Na miejscu stawiłem się w ostatniej chwili. Zdążyłem
jedynie przywitać się z grupą znajomych, raczących się napojami w przyklubowym
ogródku, zakupić zimny chmiel i na scenę już wchodziła nasza bydgoska
przyszłość. Po tym, co oglądałem przez następne pół godziny z haczykiem, używam
tego określenia z pełną świadomością, mając ogromną nadzieję, że się nie
zawiodę. Młodzi wyszli, Meksykaniec (znany także choćby z toruńskiego Eteritus)
krzyknął, że „Coś tam coś tam, kurwa mać!” i zaczęła się ostra jazda. Szczerze,
dawno już nie słyszałem tak dobrego crossover / thrashu, a na żywca te krótkie,
pełne mosholubnych riffów numery zyskują jeszcze więcej mocy. Druga rzecz, to
wygląd sceniczny. Czapeczka, tudzież opaska na głowie, białe Adasie, krótkie
dresowe portki (kurwa, fioletowe!) czy okulary przeciwsłoneczne u pałkera –
totalny luz w staroszkolnym stylu. Nic dziwnego, że już na samym początku
rozkręciło się małe pogo, bo kurewsko ciężko było przy takich rytmach ustać na
dupie. Punkowe rytmy, ostre akordy plus niezwykła charyzma piosenkarza, który
to zapraszał wszystkich do degustacji złocistego napoju i uskuteczniał swoje
gadki łamanym polsko – angielskim, to wszystko wpłynęło bardzo pozytywnie na
mój nastrój. Świetna muza, wspaniała zabawa, prawie można było się posikać ze
szczęścia, co chyba nawet przydarzyło się kilku nastoletnim dziewojom, piszczących
po zapowiedzi „Pandemic Fear” niczym fanki na Beatelsach. Był też cover D.R.I.

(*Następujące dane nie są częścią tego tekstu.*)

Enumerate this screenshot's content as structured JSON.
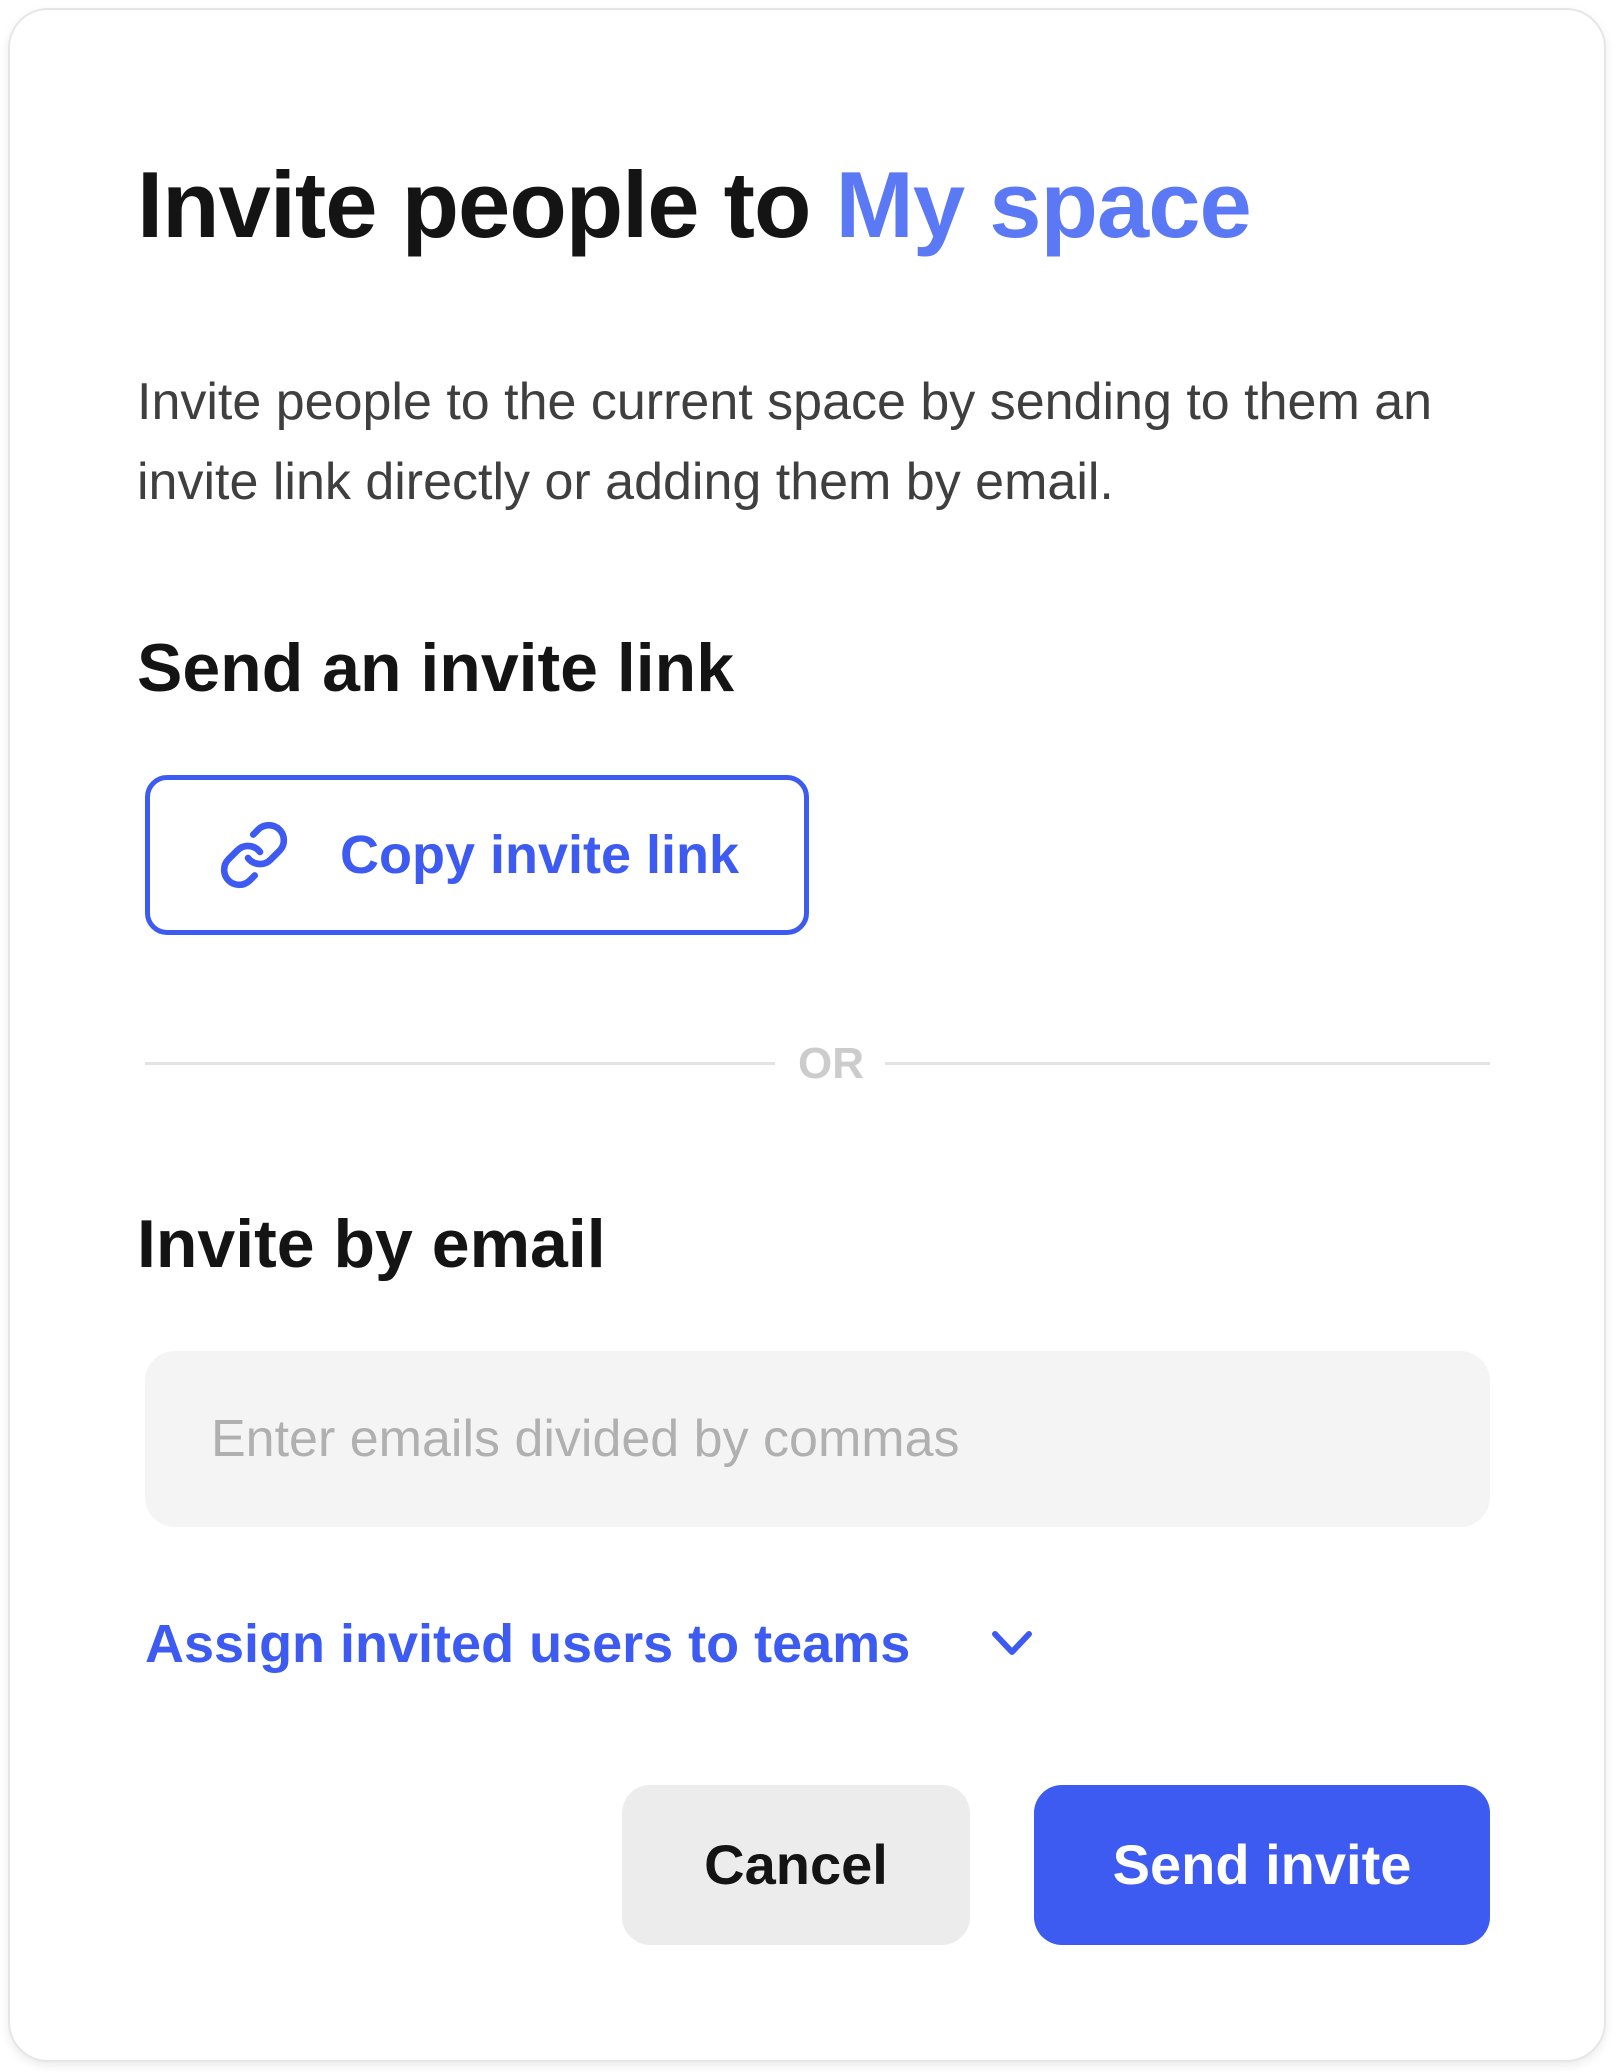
{
  "dialog": {
    "title_prefix": "Invite people to",
    "space_name": "My space",
    "description": "Invite people to the current space by sending to them an invite link directly or adding them by email."
  },
  "invite_link": {
    "heading": "Send an invite link",
    "copy_button_label": "Copy invite link",
    "icon": "link-icon"
  },
  "divider": {
    "label": "OR"
  },
  "invite_email": {
    "heading": "Invite by email",
    "input_value": "",
    "input_placeholder": "Enter emails divided by commas",
    "assign_teams_label": "Assign invited users to teams",
    "assign_teams_icon": "chevron-down-icon"
  },
  "actions": {
    "cancel_label": "Cancel",
    "send_label": "Send invite"
  },
  "colors": {
    "accent": "#3d5af1",
    "space_name": "#5b78f5",
    "text_primary": "#141414",
    "text_secondary": "#3f3f3f",
    "input_background": "#f4f4f4",
    "cancel_background": "#ececec",
    "divider_text": "#cccccc"
  }
}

, co tu dużo gadać, absolutny, kurwa, rozpierdol. Jedyne co mnie odrobinę
zniesmaczyło, to fakt, że ktoś podał śpiewakowi telefon, by ten ponagrywał coś
tam ze sceny. Ja rozumiem, że młode pokolenie, że muszą, kurwa, potem wrzucać
te swoje nagrania do Internetu, bo nie przeżyją, ale naprawdę, bez przesady.
Niedługo będzie tak jak z klientami w sklepie, publiczność będzie wręcz wymagała,
by im grający zespół jeszcze sponsorował tego typu pamiątki. No chuj w to. Na
zakończenie „Anti – Human Terror”, zapowiadany zresztą dwa razy, bo się
chłopaki pojebali i zagrali najpierw coś innego, „Dzięki, kurwa!” i tyle. Dla
mnie to była bomba, ale nie ostatnia tego wieczoru, jak się wkrótce okazało.

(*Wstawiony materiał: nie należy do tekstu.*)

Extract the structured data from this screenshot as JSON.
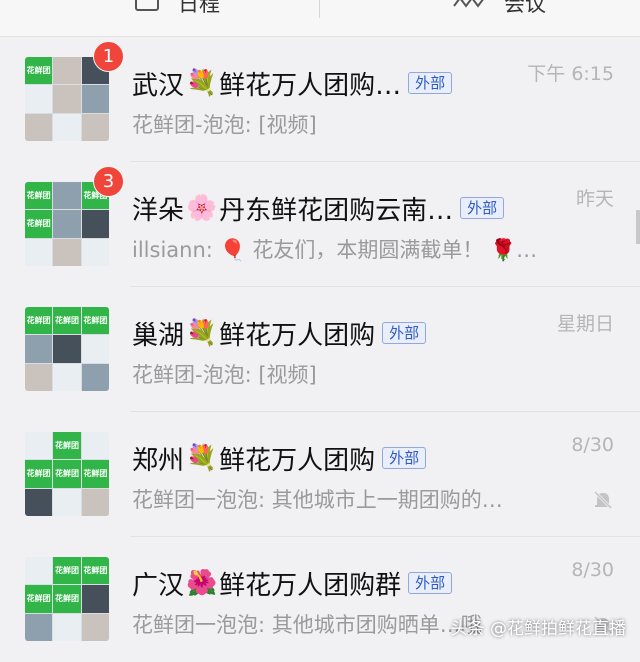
{
  "tabs": [
    {
      "label": "日程",
      "icon": "calendar-icon"
    },
    {
      "label": "会议",
      "icon": "meeting-icon"
    }
  ],
  "chats": [
    {
      "title": "武汉",
      "emoji": "💐",
      "title_rest": "鲜花万人团购…",
      "external": "外部",
      "time": "下午 6:15",
      "preview": "花鲜团-泡泡: [视频]",
      "badge": "1",
      "muted": false
    },
    {
      "title": "洋朵",
      "emoji": "🌸",
      "title_rest": "丹东鲜花团购云南…",
      "external": "外部",
      "time": "昨天",
      "preview": "illsiann: 🎈 花友们，本期圆满截单！ 🌹…",
      "badge": "3",
      "muted": false
    },
    {
      "title": "巢湖",
      "emoji": "💐",
      "title_rest": "鲜花万人团购",
      "external": "外部",
      "time": "星期日",
      "preview": "花鲜团-泡泡: [视频]",
      "badge": "",
      "muted": false
    },
    {
      "title": "郑州",
      "emoji": "💐",
      "title_rest": "鲜花万人团购",
      "external": "外部",
      "time": "8/30",
      "preview": "花鲜团一泡泡: 其他城市上一期团购的…",
      "badge": "",
      "muted": true
    },
    {
      "title": "广汉",
      "emoji": "🌺",
      "title_rest": "鲜花万人团购群",
      "external": "外部",
      "time": "8/30",
      "preview": "花鲜团一泡泡: 其他城市团购晒单…哦",
      "badge": "",
      "muted": true
    }
  ],
  "avatar_label": "花鲜团",
  "watermark": "头条 @花鲜拍鲜花直播"
}
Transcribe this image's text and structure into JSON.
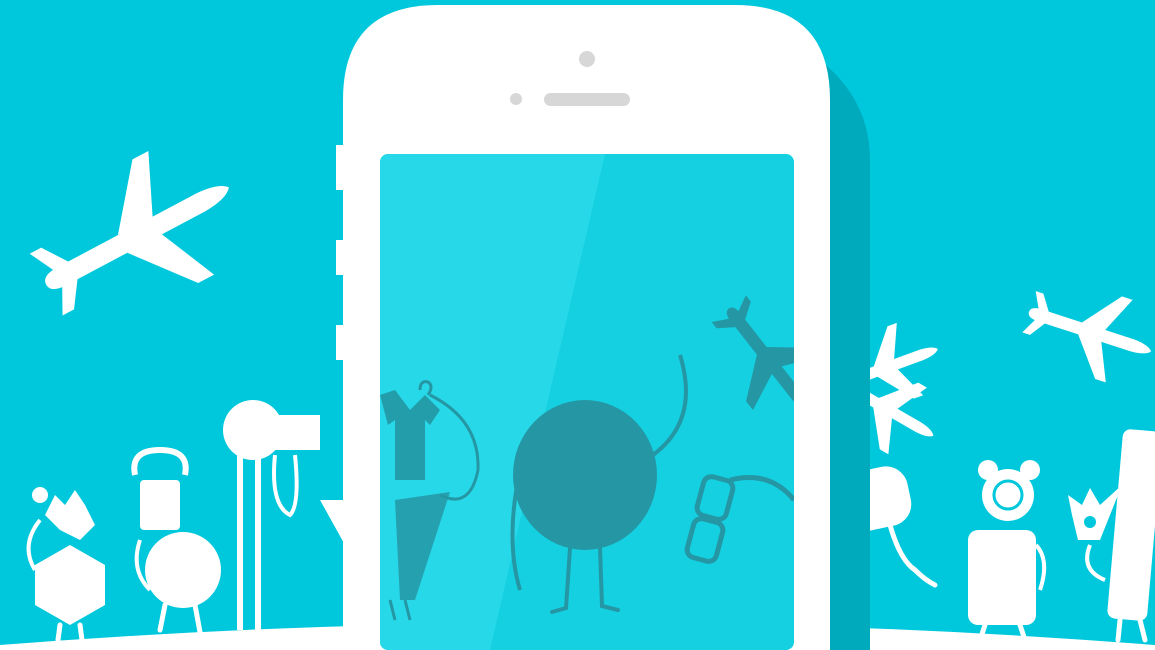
{
  "colors": {
    "background": "#00c8dc",
    "foreground": "#ffffff",
    "phone_shadow": "#00aabd",
    "screen": "#14d0e1",
    "screen_glare": "#27d8e8",
    "screen_characters": "#2597a4"
  },
  "scene": {
    "left_characters": [
      "robot-toy-icon",
      "camera-icon",
      "lamp-icon"
    ],
    "right_characters": [
      "alarm-clock-icon",
      "helmet-icon",
      "stick-figure-icon"
    ],
    "airplanes": [
      "airplane-icon-left",
      "airplane-icon-right-top",
      "airplane-icon-right-mid",
      "airplane-icon-screen"
    ],
    "screen_characters": [
      "shirt-on-hanger-icon",
      "oval-character-icon",
      "glasses-icon"
    ]
  }
}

Despised Cruelty już na bydgoskiej ziemi gościli. Tym razem powrócili, by zainfekować swoją muzyką ponownie. Nim jednak zaczęli, otrzymałem od szczęśliwego organizatora info, iż ilość sprzedanych biletów przekroczyła setkę. Była to dobra wiadomość, bo przez ostatnie tygodnia z frekwencją w klubie bywało różnie. Ale wracając do Łodzian… To był niezwykle chłodny (mimo dość zagęszczonego powietrza w klubie) a jednocześnie transowy koncert. Wokalista pojawił się na scenie w białych soczewkach, które w ciemności robiły fajny efekt, gitarzyści nie szczędzili włosów, a ze sceny płynął melodyjny na nordycką modłę black metal.

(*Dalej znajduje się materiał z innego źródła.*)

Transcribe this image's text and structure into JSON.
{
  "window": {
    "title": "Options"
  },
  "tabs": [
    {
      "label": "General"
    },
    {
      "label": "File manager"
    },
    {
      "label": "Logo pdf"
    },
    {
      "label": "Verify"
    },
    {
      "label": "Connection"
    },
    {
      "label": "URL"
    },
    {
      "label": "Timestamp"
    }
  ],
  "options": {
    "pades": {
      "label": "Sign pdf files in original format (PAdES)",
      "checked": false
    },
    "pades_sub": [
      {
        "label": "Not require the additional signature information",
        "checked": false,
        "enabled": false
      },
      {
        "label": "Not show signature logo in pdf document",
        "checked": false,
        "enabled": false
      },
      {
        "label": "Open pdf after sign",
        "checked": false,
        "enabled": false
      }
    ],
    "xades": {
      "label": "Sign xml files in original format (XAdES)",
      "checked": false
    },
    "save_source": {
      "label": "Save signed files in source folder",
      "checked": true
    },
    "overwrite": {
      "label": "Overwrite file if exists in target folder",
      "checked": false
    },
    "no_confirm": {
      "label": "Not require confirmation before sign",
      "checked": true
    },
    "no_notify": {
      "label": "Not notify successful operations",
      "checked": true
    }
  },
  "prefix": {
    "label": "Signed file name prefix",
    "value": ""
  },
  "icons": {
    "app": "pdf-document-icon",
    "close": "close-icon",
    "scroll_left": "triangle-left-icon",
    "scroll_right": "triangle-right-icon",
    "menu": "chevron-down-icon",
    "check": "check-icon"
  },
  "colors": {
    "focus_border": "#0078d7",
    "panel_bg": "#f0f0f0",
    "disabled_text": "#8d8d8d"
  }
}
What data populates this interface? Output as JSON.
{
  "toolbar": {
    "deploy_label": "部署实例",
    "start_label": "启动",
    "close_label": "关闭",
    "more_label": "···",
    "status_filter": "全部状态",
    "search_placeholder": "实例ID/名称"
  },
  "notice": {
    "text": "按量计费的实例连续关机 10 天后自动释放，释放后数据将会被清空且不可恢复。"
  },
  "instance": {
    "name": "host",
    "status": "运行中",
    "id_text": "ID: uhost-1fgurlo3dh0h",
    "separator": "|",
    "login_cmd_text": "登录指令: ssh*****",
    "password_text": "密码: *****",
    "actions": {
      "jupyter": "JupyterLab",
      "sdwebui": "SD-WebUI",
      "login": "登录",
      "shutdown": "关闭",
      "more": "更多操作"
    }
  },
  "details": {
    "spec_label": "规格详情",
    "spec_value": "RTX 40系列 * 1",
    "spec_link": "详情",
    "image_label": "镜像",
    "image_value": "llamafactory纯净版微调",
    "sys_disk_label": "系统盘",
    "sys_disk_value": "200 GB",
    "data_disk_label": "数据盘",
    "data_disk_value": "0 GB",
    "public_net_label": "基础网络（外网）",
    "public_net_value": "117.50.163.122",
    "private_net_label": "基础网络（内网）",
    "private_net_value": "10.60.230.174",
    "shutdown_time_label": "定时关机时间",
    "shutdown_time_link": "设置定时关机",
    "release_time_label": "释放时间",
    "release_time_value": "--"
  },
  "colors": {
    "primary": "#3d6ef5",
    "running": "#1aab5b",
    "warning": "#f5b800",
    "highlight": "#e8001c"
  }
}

Chwilami miałem wrażenie, że chłopaki ledwo mieszczą się w piątkę na deskach, zwłaszcza że żaden z nich nie stał w miejscu jak słup soli. Konferansjerki nie uświadczyliśmy, wyłącznie czarny metal zahaczający chwilami o Mgłę, gdzie indziej o Furię (to może bardzo ogólne drogowskazy, jednak będące taką pieczątką, znakiem rozpoznawczym dla polsko brzmiącej kapeli). Zastanawiałem się tylko, że jakoś nie poznawałem słyszanych kompozycji. Co prawda od premiery debiutu Despised Cruelty minęło już pięć lat, ale żebym miał tak słabą pamięć? Tym bardziej zwątpiłem, kiedy panowie zagrali numer w którym śpiewak zaczął raczyć zgromadzonych czystymi wokalami (co najciekawsze, momentalnie telefony poszły w górę haha!). Wszystko wyjaśniło się zaraz po koncercie.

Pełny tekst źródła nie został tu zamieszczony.